Sara Stewart

Sara Stewart

Movies

‘The Giver’ is George Orwell for tweens

The quick-cut trailers may spin it like the next “Divergent,” but that’s a marketing ruse: “The Giver,” adapted from the award-winning 1993 novel by Lois Lowry, is something different, slower and more old-school — a kindly grandfather to those YA sagas. Not an insult. Who among us is hungering for another “Hunger Games,” anyway? Director Phillip Noyce (“Salt”) gives us a film that feels more like a fable than a thriller (excepting a rather tacked-on chase ending) with a certain corresponding fuzziness of logic.

But the central premise — that wildness of spirit isn’t something to be tamed, no matter how messy it makes our lives — is an enduring one, and well served by Jeff Bridges in the title role.

From a vague future, narrator and protagonist Jonas (Brenton Thwaites) describes humanity’s reinvention after “The Ruin,” forming communities defined by their adhesion to a rigid code of rules on everything from dress to meds: Everyone gets a morning injection of a libido-killing antidepressant. “Sameness” is the watchword, with the group’s Chief Elder (Meryl Streep, in a regrettable gray wig) praising the beauty of a world in which “disorder became harmony,” not to put too Orwellian a point on it. The result looks like an average upscale subdivision, with manicured walkways, identical houses and a bicycle-sharing system that puts Citi Bike to shame.

Brenton Thwaites’ “Jonas” is at the center of the story.The Weinstein Company

Eighteen-year-old Jonas and his friends are on the cusp of graduation, waiting for their career assignments. While his buddy Asher (Cameron Monaghan) gets to pilot drones and pretty Fiona (Odeya Rush) goes to the nursery, Jonas is chosen to become the next Receiver of Memory, as it’s become one person’s job to retain the entire history of humanity’s chaotic past.

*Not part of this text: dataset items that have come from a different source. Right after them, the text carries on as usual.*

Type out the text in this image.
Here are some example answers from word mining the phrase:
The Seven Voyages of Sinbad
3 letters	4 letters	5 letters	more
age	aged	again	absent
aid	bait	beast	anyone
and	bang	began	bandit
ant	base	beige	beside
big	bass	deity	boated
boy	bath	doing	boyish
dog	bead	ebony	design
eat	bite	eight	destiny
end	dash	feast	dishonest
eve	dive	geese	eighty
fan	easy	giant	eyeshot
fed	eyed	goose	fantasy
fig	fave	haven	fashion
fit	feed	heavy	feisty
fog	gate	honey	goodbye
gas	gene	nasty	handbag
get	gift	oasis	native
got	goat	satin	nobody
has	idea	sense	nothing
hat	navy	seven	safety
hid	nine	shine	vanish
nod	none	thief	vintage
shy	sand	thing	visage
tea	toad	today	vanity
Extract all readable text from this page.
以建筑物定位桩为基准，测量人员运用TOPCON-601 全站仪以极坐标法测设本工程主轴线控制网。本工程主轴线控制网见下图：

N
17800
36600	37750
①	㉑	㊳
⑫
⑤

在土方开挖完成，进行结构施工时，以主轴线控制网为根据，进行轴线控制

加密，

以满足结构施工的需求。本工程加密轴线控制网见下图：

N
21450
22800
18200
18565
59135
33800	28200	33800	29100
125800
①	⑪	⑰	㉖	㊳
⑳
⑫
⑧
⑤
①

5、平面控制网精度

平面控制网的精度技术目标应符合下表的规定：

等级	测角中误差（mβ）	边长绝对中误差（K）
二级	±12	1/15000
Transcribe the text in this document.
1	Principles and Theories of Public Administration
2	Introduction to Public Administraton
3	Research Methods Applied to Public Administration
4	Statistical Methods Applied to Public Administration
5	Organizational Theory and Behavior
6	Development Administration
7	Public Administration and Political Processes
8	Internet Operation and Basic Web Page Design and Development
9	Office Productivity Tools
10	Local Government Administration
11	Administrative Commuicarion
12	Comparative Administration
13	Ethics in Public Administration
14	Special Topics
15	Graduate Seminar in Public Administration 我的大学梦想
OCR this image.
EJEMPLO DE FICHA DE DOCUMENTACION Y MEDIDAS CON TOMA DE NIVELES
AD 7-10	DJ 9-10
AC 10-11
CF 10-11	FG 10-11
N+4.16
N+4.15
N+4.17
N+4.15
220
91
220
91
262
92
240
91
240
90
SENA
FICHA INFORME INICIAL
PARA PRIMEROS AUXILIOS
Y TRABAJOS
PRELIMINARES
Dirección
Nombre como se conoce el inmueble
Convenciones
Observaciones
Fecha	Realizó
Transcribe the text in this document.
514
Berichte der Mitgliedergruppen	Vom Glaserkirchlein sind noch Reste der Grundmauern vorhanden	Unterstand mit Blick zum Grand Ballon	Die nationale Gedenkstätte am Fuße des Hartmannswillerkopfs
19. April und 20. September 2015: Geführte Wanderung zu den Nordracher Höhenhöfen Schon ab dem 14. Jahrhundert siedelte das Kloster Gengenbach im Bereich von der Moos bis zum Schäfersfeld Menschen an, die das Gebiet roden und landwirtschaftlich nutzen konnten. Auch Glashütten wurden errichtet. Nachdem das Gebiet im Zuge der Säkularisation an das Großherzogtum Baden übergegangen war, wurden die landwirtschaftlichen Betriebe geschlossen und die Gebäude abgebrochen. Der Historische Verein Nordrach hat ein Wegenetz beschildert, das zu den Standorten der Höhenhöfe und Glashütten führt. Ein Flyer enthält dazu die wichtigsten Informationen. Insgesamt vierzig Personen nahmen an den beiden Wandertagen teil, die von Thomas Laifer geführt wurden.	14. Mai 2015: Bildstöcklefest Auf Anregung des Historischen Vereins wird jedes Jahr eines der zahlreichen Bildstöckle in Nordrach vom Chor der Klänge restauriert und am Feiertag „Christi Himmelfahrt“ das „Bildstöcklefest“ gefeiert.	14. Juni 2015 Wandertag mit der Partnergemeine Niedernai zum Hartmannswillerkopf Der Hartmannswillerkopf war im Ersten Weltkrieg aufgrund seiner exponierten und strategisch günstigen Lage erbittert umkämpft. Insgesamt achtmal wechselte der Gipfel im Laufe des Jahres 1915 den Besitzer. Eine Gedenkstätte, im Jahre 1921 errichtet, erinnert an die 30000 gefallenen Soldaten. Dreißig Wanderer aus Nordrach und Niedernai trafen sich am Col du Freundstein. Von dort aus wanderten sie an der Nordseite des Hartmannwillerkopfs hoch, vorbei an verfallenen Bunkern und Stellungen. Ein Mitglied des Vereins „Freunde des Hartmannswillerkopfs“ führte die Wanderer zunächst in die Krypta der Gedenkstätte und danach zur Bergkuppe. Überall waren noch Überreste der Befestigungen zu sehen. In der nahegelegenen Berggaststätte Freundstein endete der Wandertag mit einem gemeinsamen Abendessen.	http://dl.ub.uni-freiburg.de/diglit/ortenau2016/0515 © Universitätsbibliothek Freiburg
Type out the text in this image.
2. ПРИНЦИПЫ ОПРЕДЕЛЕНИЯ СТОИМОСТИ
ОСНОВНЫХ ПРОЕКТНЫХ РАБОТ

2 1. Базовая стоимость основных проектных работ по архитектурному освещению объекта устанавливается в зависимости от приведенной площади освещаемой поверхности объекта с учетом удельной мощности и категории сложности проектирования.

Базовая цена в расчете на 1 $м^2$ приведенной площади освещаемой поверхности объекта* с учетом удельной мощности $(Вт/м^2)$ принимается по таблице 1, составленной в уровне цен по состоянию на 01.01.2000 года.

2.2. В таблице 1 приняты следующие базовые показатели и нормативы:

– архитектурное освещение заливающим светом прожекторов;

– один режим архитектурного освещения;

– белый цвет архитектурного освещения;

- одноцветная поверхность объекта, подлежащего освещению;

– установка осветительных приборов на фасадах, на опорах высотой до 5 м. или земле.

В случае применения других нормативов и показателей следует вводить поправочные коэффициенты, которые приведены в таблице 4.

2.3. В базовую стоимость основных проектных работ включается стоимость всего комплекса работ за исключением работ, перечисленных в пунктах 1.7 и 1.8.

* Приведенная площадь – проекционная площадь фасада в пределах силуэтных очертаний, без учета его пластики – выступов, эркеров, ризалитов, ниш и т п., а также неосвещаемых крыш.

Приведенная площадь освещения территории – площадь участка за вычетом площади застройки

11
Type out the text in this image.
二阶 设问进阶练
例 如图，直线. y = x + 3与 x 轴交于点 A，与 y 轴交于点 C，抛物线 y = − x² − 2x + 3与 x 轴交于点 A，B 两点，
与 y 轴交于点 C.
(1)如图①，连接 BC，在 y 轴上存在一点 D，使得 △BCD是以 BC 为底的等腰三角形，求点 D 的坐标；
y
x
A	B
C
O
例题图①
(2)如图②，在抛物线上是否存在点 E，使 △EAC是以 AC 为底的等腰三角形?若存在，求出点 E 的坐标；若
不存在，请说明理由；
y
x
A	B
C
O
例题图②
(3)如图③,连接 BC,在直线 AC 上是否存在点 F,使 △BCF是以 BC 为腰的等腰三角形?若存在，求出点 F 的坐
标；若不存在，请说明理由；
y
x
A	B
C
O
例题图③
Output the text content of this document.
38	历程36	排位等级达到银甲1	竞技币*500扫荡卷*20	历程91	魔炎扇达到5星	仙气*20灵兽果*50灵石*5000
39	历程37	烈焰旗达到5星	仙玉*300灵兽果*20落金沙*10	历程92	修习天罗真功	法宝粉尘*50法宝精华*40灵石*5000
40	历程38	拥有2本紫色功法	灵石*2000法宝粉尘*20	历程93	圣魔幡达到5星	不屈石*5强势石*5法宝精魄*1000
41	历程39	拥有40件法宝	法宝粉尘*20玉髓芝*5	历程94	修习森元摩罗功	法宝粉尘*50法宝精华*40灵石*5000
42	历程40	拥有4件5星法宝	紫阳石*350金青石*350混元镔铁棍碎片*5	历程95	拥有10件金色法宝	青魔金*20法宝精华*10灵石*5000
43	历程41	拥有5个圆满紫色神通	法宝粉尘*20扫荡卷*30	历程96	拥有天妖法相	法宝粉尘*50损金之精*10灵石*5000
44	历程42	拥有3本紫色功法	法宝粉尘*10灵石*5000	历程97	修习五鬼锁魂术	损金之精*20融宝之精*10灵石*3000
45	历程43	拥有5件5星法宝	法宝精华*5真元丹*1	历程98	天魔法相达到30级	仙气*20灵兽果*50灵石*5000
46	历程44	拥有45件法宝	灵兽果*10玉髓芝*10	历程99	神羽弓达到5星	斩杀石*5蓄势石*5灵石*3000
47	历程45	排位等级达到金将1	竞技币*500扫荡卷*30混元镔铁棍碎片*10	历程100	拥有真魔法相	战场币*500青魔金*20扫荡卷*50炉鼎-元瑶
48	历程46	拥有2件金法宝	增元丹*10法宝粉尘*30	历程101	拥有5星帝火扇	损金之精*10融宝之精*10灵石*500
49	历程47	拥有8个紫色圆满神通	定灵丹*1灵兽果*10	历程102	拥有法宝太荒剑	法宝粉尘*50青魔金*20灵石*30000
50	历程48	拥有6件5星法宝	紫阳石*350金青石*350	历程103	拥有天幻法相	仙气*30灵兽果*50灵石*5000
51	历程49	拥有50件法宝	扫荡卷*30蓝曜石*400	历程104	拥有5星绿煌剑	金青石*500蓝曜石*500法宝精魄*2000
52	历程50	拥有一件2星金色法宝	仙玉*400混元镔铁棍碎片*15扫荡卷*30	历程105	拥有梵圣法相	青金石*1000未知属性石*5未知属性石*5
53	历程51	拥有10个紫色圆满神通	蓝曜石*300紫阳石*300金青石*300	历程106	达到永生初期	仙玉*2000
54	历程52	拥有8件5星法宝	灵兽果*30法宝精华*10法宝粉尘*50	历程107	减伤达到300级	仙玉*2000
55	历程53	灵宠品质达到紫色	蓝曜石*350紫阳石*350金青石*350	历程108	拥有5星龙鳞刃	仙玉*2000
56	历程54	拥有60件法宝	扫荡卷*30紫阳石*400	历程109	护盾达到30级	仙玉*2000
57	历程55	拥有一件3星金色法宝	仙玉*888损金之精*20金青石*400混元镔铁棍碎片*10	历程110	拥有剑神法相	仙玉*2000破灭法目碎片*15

The current Receiver (Bridges, doing his grizzled-sage thing) imparts this knowledge to Jonas through the laying on of hands, or something like that.

In time, Jonas learns that humans weren’t always Stepford people, devoid of class, religion, sexual desire and even color: The first half of the film is almost entirely black and white, adding to its retro feel.

In a series of Terrence Malick-esque visions, Jonas learns the best and worst of what the world used to be: boisterous wedding parties, impassioned protests, body-strewn battlefields. That last was what did in his predecessor, played by a blink-and-you’ll-miss-her Taylor Swift, who took one look at humanity’s capacity for bloodshed, and checked out.

“The Giver” is at its best when Bridges expounds on civilization’s lost beauty and savagery; at other times, it’s strewn with implausibility: For a totalitarian society in which everyone is monitored constantly, our hero is able to sneak around an awful lot.

Jonas begins to chafe at the confines of his assigned “family unit,” helmed by designated mom Katie Holmes (fitting unsettlingly well into the zombie-mom role) and father figure Alexander Skarsgard, whose job is to “release” those deemed unsuitable for the community to “elsewhere.” (Three guesses what that really means.) The unsuitable are largely incubator-raised babies and old people, and this plot point seems easy Tea Party fodder.

But the beauty of Lowry’s story is in its broadness of metaphor, reminding us that even at our worst, our emotions and passions and differences are what make life worth living. Personally, I saw it as a clarion call for us to question a life lived online: “Knowing something,” the Giver tells Jonas, “is different from knowing how something feels.”